How I Got Over Writer's Block #5: How to Commit to Process
|Image Credit: Patrick Tomasso on Unsplash|
How I Got Over Writer's Block is a series of posts where I share the ways I changed my approach to the writing process in order to make it easier to actually sit down and do the work.
By re-framing key elements in the creative process, I was able to start writing and publishing consistently.
In my first post of the series, I outlined how to overcome Resistance (that thing that stops you from sitting down to do your work) by simply learning to Touch the Keys (finding the tiniest task that you can commit to doing every day).
In my second post, I talked about how not to Break the Chain and how to Celebrate (aka - build consistency through the use of positive reinforcement).
In my third post, I talked about how to find YOUR best time to do the work.
In my fourth post, I talked about Lowering the Bar for each writing session, and how the 80/20 rule (aka the Pareto Principle) can help you let go of perfectionism.
How do you commit to process? By knowing yourself and by letting go of the outcomes.
Step 5 - Know Yourself
Who are you?
Wait, what does an existential question like that have to do with sitting down to write?
The only way you will develop a process that works for you, is by knowing who you are.
I change not by trying to be something other than I am;
I change by becoming fully aware of how I am.
Work within the confines of who you are, otherwise, you'll be setting yourself up to fail.
Judo (Japanese for “the gentle way”) emphasizes winning in combat by using your opponent's weight and strength as weapons against him, while preserving your own mental and physical energy.
In the case of getting yourself to sit down and write, your opponent is
you - the part of you that would prefer to pick fluff out of your belly button rather than sit down and do your work.
If you try to implement a system that goes against the grain of who you are, you're fighting your own nature and you will lose.
Use what you know about your opponent - you - to your benefit; work with who you know yourself to be; don't try to commit to a process that's based on who you wish you were; create a process based on who you are.
Example: If you're just not an early riser, don't try to commit to a process that demands that you become one or vice versa.
Personally, I'm not an evening person. Evenings my energy is low, my creativity is nil. Evenings, all my body and brain want to do is be "cuddly and snuggly" - meaning lying on the couch wrapped up in a blanket either reading a book or watching my latest Netflix obsession (possibly while knitting). If I tried to create a process of productivity for myself at this time of day, I wouldn't produce a damn thing.
So I don't.

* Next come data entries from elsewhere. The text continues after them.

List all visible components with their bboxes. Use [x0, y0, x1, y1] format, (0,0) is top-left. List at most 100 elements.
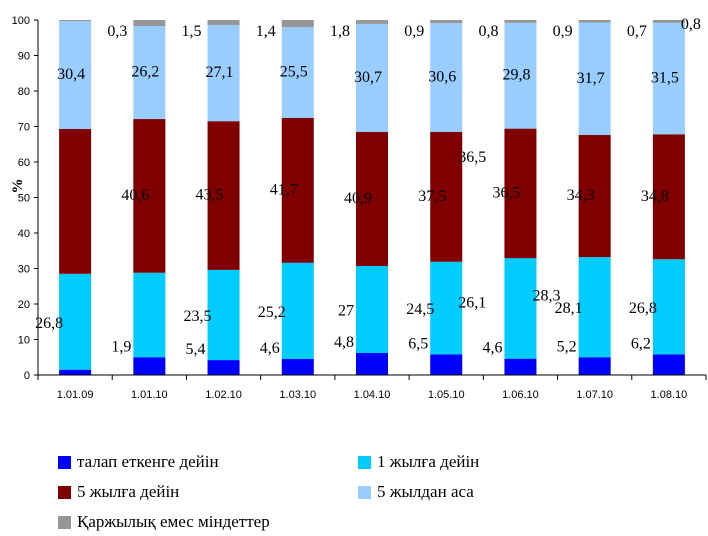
data-label-2-1.08.10: 26,8 [629, 300, 657, 317]
x-tick-label: 1.08.10 [651, 389, 688, 401]
data-label-5-1.03.10: 1,4 [256, 23, 276, 40]
bar-segment-2-1.02.10 [207, 269, 240, 361]
bar-segment-2-1.01.09 [59, 273, 92, 370]
legend-item-1: талап еткенге дейін [58, 452, 219, 472]
data-label-4-1.04.10: 30,7 [354, 69, 382, 86]
data-label-2-1.03.10: 25,2 [258, 304, 286, 321]
bar-segment-2-1.05.10 [430, 261, 463, 355]
bar-segment-5-1.06.10 [504, 20, 537, 23]
data-label-1-1.02.10: 5,4 [186, 341, 206, 358]
bar-segment-2-1.01.10 [133, 272, 166, 358]
data-label-5-1.01.10: 0,3 [107, 23, 127, 40]
y-tick-label: 100 [12, 15, 30, 27]
data-labels-layer: 1,9 5,4 4,6 4,8 6,5 4,6 5,2 6,2 26,8 23,5 25,2 27 24… [35, 16, 701, 358]
bar-segment-4-1.03.10 [281, 27, 314, 118]
bars-layer [59, 20, 685, 375]
data-label-4-1.05.10: 30,6 [428, 69, 456, 86]
bar-segment-1-1.01.10 [133, 357, 166, 375]
bar-segment-1-1.07.10 [578, 357, 611, 375]
y-tick-label: 80 [18, 86, 30, 98]
bar-segment-5-1.08.10 [652, 20, 685, 23]
data-label-1-1.04.10: 4,8 [334, 334, 354, 351]
bar-segment-3-1.02.10 [207, 121, 240, 270]
bar-segment-1-1.06.10 [504, 358, 537, 375]
legend-label: талап еткенге дейін [77, 452, 219, 471]
data-label-1-1.07.10: 5,2 [557, 338, 577, 355]
bar-segment-3-1.08.10 [652, 134, 685, 260]
bar-segment-3-1.05.10 [430, 131, 463, 262]
data-label-extra-2: 28,3 [532, 287, 560, 304]
bar-segment-2-1.07.10 [578, 257, 611, 358]
bar-segment-3-1.04.10 [356, 131, 388, 267]
data-label-5-1.08.10: 0,7 [627, 23, 647, 40]
x-tick-label: 1.07.10 [576, 389, 613, 401]
legend-swatch [58, 485, 71, 499]
bar-segment-2-1.03.10 [281, 262, 314, 360]
bar-segment-1-1.02.10 [207, 360, 240, 375]
y-tick-label: 40 [18, 228, 30, 240]
data-label-2-1.01.09: 26,8 [35, 315, 63, 332]
bar-segment-4-1.07.10 [578, 22, 611, 136]
data-label-2-1.02.10: 23,5 [184, 308, 212, 325]
bar-segment-5-1.03.10 [281, 20, 314, 28]
legend-swatch [358, 485, 371, 499]
x-tick-label: 1.04.10 [354, 389, 391, 401]
data-label-4-1.06.10: 29,8 [502, 67, 530, 84]
axes-layer: 0 10 20 30 40 50 60 70 80 90 100 1.01.09 1.01.10 1.02… [12, 15, 707, 401]
bar-segment-3-1.06.10 [504, 128, 537, 259]
bar-segment-1-1.04.10 [356, 352, 388, 375]
bar-segment-1-1.08.10 [652, 354, 685, 375]
data-label-5-1.07.10: 0,9 [553, 23, 573, 40]
y-tick-label: 10 [18, 335, 30, 347]
bar-segment-1-1.03.10 [281, 359, 314, 375]
x-tick-label: 1.01.09 [57, 389, 94, 401]
data-label-2-1.07.10: 28,1 [555, 300, 583, 317]
y-tick-label: 60 [18, 157, 30, 169]
bar-segment-2-1.06.10 [504, 258, 537, 359]
legend-item-3: 5 жылға дейін [58, 482, 179, 502]
data-label-4-1.02.10: 27,1 [206, 64, 234, 81]
data-label-5-1.05.10: 0,9 [404, 23, 424, 40]
data-label-extra-1: 26,1 [458, 295, 486, 312]
bar-segment-2-1.04.10 [356, 266, 388, 353]
data-label-1-1.06.10: 4,6 [482, 340, 502, 357]
bar-segment-3-1.03.10 [281, 117, 314, 263]
data-label-5-1.02.10: 1,5 [182, 23, 202, 40]
legend-label: 5 жылға дейін [77, 482, 180, 501]
data-label-extra-3: 36,5 [458, 149, 486, 166]
legend-label: 1 жылға дейін [377, 452, 480, 471]
y-tick-label: 70 [18, 122, 30, 134]
bar-segment-5-1.01.10 [133, 20, 166, 27]
data-label-4-1.07.10: 31,7 [577, 70, 605, 87]
data-label-1-1.03.10: 4,6 [260, 340, 280, 357]
data-label-extra-4: 0,8 [681, 16, 701, 33]
data-label-3-1.05.10: 37,5 [418, 188, 446, 205]
bar-segment-3-1.07.10 [578, 135, 611, 258]
bar-segment-2-1.08.10 [652, 259, 685, 355]
bar-segment-4-1.02.10 [207, 24, 240, 122]
data-label-5-1.04.10: 1,8 [330, 23, 350, 40]
data-label-2-1.04.10: 27 [338, 303, 354, 320]
legend-swatch [58, 515, 71, 529]
bar-segment-4-1.01.09 [59, 21, 92, 129]
data-label-4-1.01.10: 26,2 [131, 64, 159, 81]
y-tick-label: 90 [18, 51, 30, 63]
y-tick-label: 0 [24, 370, 30, 382]
data-label-1-1.01.10: 1,9 [111, 338, 131, 355]
bar-segment-4-1.05.10 [430, 23, 463, 132]
data-label-5-1.06.10: 0,8 [478, 23, 498, 40]
bar-segment-3-1.01.09 [59, 128, 92, 274]
data-label-3-1.06.10: 36,5 [492, 184, 520, 201]
data-label-4-1.08.10: 31,5 [651, 70, 679, 87]
bar-segment-4-1.08.10 [652, 22, 685, 135]
data-label-4-1.01.09: 30,4 [57, 66, 85, 83]
y-tick-label: 30 [18, 264, 30, 276]
data-label-4-1.03.10: 25,5 [280, 64, 308, 81]
data-label-3-1.03.10: 41,7 [270, 181, 298, 198]
bar-segment-5-1.05.10 [430, 20, 463, 24]
legend-item-2: 1 жылға дейін [358, 452, 479, 472]
x-tick-label: 1.03.10 [279, 389, 316, 401]
legend-item-5: Қаржылық емес міндеттер [58, 512, 270, 532]
bar-segment-5-1.07.10 [578, 20, 611, 23]
x-tick-label: 1.01.10 [131, 389, 168, 401]
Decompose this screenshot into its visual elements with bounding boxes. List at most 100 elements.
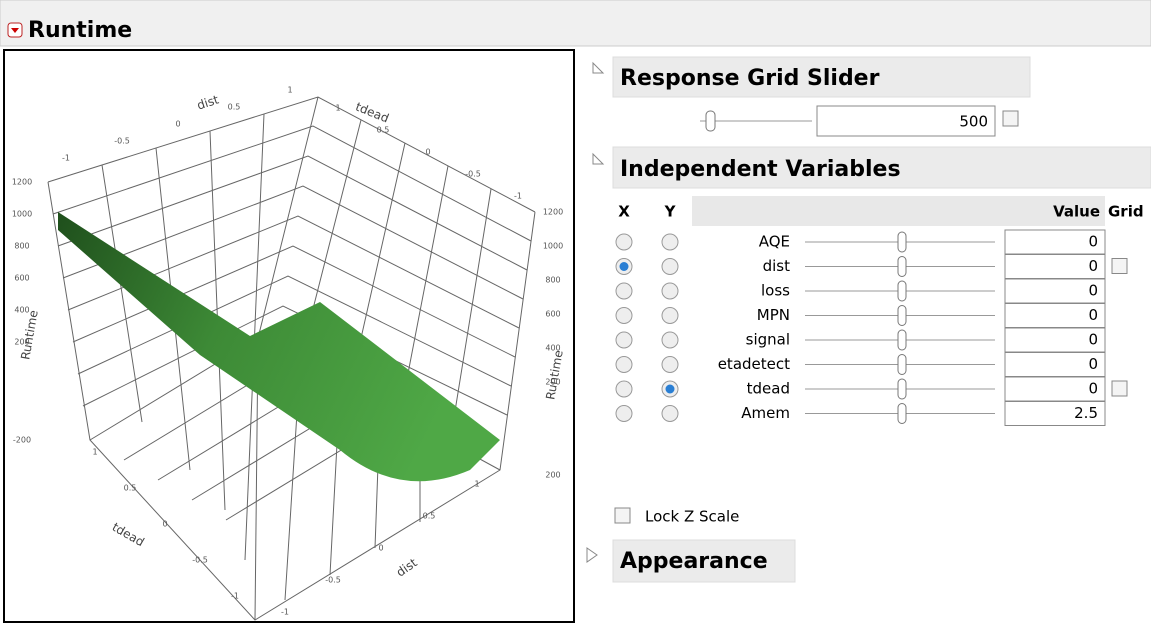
variable-value: 0 [1088,355,1098,373]
checkbox[interactable] [614,507,631,524]
value-box[interactable] [1004,376,1106,402]
variable-name: loss [761,282,790,300]
tick-label: 1 [474,480,479,489]
tick-label: -1 [281,608,289,617]
variable-name: tdead [747,380,790,398]
value-box[interactable] [816,105,996,137]
tick-label: 200 [545,378,560,387]
section-header [612,56,1031,98]
tick-label: 0 [425,148,430,157]
variable-value: 0 [1088,380,1098,398]
tick-label: 0.5 [377,126,390,135]
checkbox[interactable] [1111,258,1128,274]
value-box[interactable] [1004,352,1106,377]
section-title: Response Grid Slider [620,66,880,91]
slider-thumb[interactable] [897,305,907,326]
value-box[interactable] [1004,327,1106,353]
variable-value: 0 [1088,257,1098,275]
radio-button[interactable] [661,307,679,324]
variable-name: Amem [741,404,790,422]
tick-label: -0.5 [465,170,481,179]
tick-label: -1 [231,592,239,601]
disclosure-icon[interactable] [592,152,605,165]
tick-label: -1 [514,192,522,201]
tick-label: 0.5 [124,484,137,493]
radio-button[interactable] [661,258,679,275]
tick-label: 1 [287,86,292,95]
radio-button[interactable] [661,233,679,251]
variable-name: etadetect [718,355,790,373]
value-box[interactable] [1004,254,1106,279]
checkbox[interactable] [1111,380,1128,397]
radio-button[interactable] [661,331,679,349]
disclosure-icon[interactable] [586,547,598,563]
variable-value: 0 [1088,233,1098,251]
slider-thumb[interactable] [897,329,907,351]
column-header: Grid [1108,203,1144,221]
slider-thumb[interactable] [897,403,907,424]
response-grid-panel: Response Grid Slider 500 [592,56,1031,137]
tick-label: 1 [92,448,97,457]
slider-thumb[interactable] [897,256,907,277]
tick-label: -1 [62,154,70,163]
radio-button[interactable] [615,233,633,251]
radio-button[interactable] [615,405,633,422]
tick-label: 400 [545,344,560,353]
variable-value: 0 [1088,306,1098,324]
column-header: X [618,203,630,221]
menu-arrow [11,28,19,33]
tick-label: -200 [13,436,31,445]
column-header-bar [692,196,1105,226]
radio-button[interactable] [615,356,633,373]
tick-label: 200 [545,471,560,480]
tick-label: 0.5 [423,512,436,521]
tick-label: 200 [14,338,29,347]
tick-label: -0.5 [114,137,130,146]
appearance-title[interactable]: Appearance [620,549,768,574]
grid-value: 500 [959,113,988,131]
radio-button[interactable] [661,405,679,422]
slider-thumb[interactable] [705,110,716,132]
tick-label: 1 [335,104,340,113]
tick-label: 800 [14,242,29,251]
response-surface [58,212,500,482]
tick-label: 800 [545,276,560,285]
tick-label: 1200 [543,208,563,217]
value-box[interactable] [1004,401,1106,426]
radio-dot [665,384,675,394]
radio-button[interactable] [615,282,633,300]
variable-name: dist [763,257,791,275]
slider-thumb[interactable] [897,354,907,375]
variable-value: 2.5 [1074,404,1098,422]
tick-label: 1000 [12,210,32,219]
tick-label: 600 [14,274,29,283]
disclosure-icon[interactable] [592,61,605,74]
radio-button[interactable] [615,380,633,398]
variable-value: 0 [1088,282,1098,300]
tick-label: 1200 [12,178,32,187]
radio-button[interactable] [661,282,679,300]
variable-value: 0 [1088,331,1098,349]
lock-z-label: Lock Z Scale [645,508,739,526]
section-header [612,146,1151,189]
column-header: Y [664,203,677,221]
tick-label: -0.5 [192,556,208,565]
slider-thumb[interactable] [897,231,907,253]
slider-thumb[interactable] [897,280,907,302]
value-box[interactable] [1004,303,1106,328]
variable-name: AQE [759,233,790,251]
radio-dot [619,262,629,271]
radio-button[interactable] [615,307,633,324]
radio-button[interactable] [661,356,679,373]
tick-label: 0 [162,520,167,529]
checkbox[interactable] [1002,110,1019,127]
slider-thumb[interactable] [897,378,907,400]
tick-label: 1000 [543,242,563,251]
variable-name: MPN [757,306,790,324]
radio-button[interactable] [615,331,633,349]
section-header [612,539,796,583]
header-bar [0,0,1151,47]
tick-label: 600 [545,310,560,319]
tick-label: 0 [175,120,180,129]
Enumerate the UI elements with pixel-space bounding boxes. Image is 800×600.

I'm a morning person, and that's the time I've created my process for.
Who are you and based on that, what is the process you can commit to?
Step 5.1 - Let Go of the Outcome
Ordinary people focus on the outcome.
Extraordinary people focus on the process.
Committing to the creative process is more important than results of the process.
The results aren’t in my control. The process is.
Consistency before intensity.
Start small and become the kind of person who shows up every day. Build a new identity.
Then increase the intensity.
I've had to completely step away from outcomes as goals; as long as I've engaged in my process, then I consider the day a success.
It doesn't matter how much or how little I produce; currently that's not my metric of success, because I'm still practicing the art of showing up - consistency before intensity.
I recognize that I'm still at the CONSISTENCY stage of my process.
Where are you, with your process?
FIRST - Commit. Be consistent first.
Once your ability to show up for your process is as easy and consistent as your morning pee, then - ONLY THEN - worry about adding expectations around your output.
Consistency is more important than everything else. And it's easier to commit to being consistent when you haven't placed a grandiose expectation on the outcome.
Some days I can bang out two to three posts in my morning writing time, other days I feel as though I'm mentally swimming through molasses and I don't produce anything worthwhile. It doesn't matter, because I still sat down with the intention of producing and I did something.
I commit to the process because I need to honour my potential.
But I recognize that - at this stage - the surest way to kill my commitment to process is to expect any particular outcome. As soon as I do, sitting down to write feels as enticing as a rectal exam.
Therefore, my only expectation of myself is that I open my blog editor and look at all of my draft posts every morning.
A tiny, tiny commitment. So tiny.
If I do that, I've won the day.
Most of the times it means I will do something.
But I won because my process only says that I show up.
How do you commit to process?
By knowing yourself in order to develop a process that is unique to you, and by letting go of the outcomes so that you can more easily show up for the process.
Step 1 is overcoming Resistance by learning to Touch the Keys.
Step 2 is using Touch the Keys to avoid Breaking the Chain, and to Celebrate every time you add to the Chain.
Step 3 is finding the YOUR Best Time of day to Touch the Keys.
Step 4 is Lowering the Bar on your expectations for output in order to make it easier for you sit down and Touch the Keys.
Step 5 is about using Self-Knowledge to commit to a process that will work for you, and Letting Go of any Expectations other than just showing up.